Respondiendo a la segunda parte de la oración anterior (23,2-6), Ben Sirac presenta las consecuencias que se siguen de la lujuria. Como un motivo más que ayude a vivir la castidad, recuerda que siempre estamos en la presencia de Dios. Pecar confiando en que nadie es testigo de la torpeza es necio, pues nada escapa al Señor (vv. 25-27). De ahí, que en relación a estos versículos Clemente de Alejandría, contraponiendo lo que se ve externamente y lo que ve Dios, escribe: «Qué miserable es este hombre, que sólo teme los ojos humanos, y que imagina que pasará inadvertido a Dios (…) Porque quizá pasen inadvertidos a la luz visible, pero es imposible que pasen inadvertidos a la espiritual» (Paedagogus 2,99,3-5).
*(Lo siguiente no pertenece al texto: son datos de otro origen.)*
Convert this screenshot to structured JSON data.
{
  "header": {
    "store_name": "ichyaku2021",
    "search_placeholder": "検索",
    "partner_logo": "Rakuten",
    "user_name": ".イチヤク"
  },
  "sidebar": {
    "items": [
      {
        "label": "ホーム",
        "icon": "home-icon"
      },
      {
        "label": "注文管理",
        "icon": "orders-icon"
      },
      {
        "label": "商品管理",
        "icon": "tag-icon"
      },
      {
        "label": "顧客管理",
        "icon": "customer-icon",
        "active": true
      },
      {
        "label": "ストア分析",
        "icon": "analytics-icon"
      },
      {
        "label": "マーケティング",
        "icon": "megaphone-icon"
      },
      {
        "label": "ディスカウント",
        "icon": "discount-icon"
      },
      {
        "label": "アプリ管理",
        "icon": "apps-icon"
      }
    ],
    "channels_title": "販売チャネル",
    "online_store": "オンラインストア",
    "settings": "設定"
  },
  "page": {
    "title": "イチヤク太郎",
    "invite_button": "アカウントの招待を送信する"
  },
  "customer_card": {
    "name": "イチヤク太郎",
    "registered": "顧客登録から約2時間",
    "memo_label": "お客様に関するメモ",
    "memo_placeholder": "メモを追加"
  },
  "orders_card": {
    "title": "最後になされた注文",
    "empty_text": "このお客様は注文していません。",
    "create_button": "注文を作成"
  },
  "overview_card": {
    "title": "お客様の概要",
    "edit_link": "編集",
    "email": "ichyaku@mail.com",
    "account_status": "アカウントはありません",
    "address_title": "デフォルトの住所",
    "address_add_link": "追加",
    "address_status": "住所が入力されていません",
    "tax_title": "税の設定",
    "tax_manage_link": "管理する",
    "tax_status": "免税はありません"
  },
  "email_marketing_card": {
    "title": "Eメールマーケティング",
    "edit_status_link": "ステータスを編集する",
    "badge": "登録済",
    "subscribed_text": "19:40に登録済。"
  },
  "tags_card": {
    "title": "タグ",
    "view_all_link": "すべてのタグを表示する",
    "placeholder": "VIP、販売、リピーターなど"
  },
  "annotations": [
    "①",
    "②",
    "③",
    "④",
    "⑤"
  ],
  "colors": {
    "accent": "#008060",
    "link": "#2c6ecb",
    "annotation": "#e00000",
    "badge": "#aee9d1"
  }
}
En los vv. 27-28 las versiones latinas cambian algunas expresiones, explicitando más hasta dónde llega la mirada de Dios. La Neovulgata en concreto dice así: «No comprende que su ojo ve todas las cosas, / porque semejante temor humano aparta de sí el temor de Dios (…) / y no se da cuenta que los ojos del Señor, / mucho más luminosos que el sol, / observan todos los caminos de los hombres y lo profundo del abismo, / y ven los rincones más secretos del corazón humano».

A continuación (vv. 32-38) se presenta el caso paralelo, cuando es la mujer quien falta al compromiso conyugal. Si antes se mostraba que el pecado del hombre no escapará al Altísimo, que todo lo ve, ahora se añade que el castigo por el pecado de adulterio de la mujer pasará también a sus hijos (vv. 35-36).